On Sunday, December 30, 2001, at 03:36 PM, Kevin Ballard wrote:
On 12/30/01 3:29 PM, "Charles Yeomans" <yeomans at desuetude dot com> wrote:
Yes it does. WindowCount = 0 precisely when there are no windows open.
So the While loop executes if and only if there are windows open.
Yeah, but if a window refuses to close, then the loop will execute
forever.
Bad idea.
Okay, since you brought it up, here's how you reliably handle this
problem. The problem is this: you'd like to loop through all open
windows and close them. One way to do this is to include a sentinel in
the loop to guard against infinite loops.

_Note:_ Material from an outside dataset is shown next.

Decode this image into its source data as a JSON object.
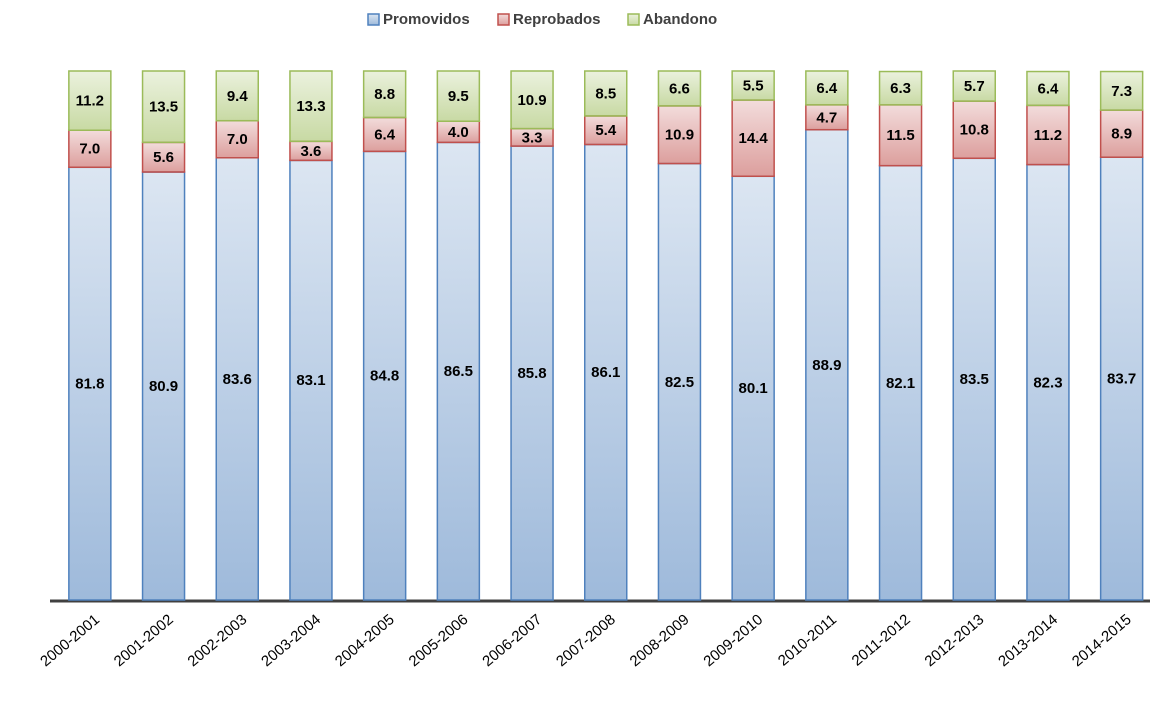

For instance:
dim loopSentinel as Integer
loopSentinel = 0 //yes, I know RB initializes variables; I'm making it
explicit for readability
While (WindowCount > 0) and (loopSentinel < WindowCount)
Window(0).Close
loopSentinel = loopSentinel + 1
Wend
I know that loopSentinel increases each iteration, and WindowCount never
increases. Thus I can be certain that this loop will terminate, and in
fact I know that the loop will terminate in at most WindowCount
iterations.
But note that this technique can fail, I think, in a multithreaded
app -- using globals in a multithreaded app requires special care.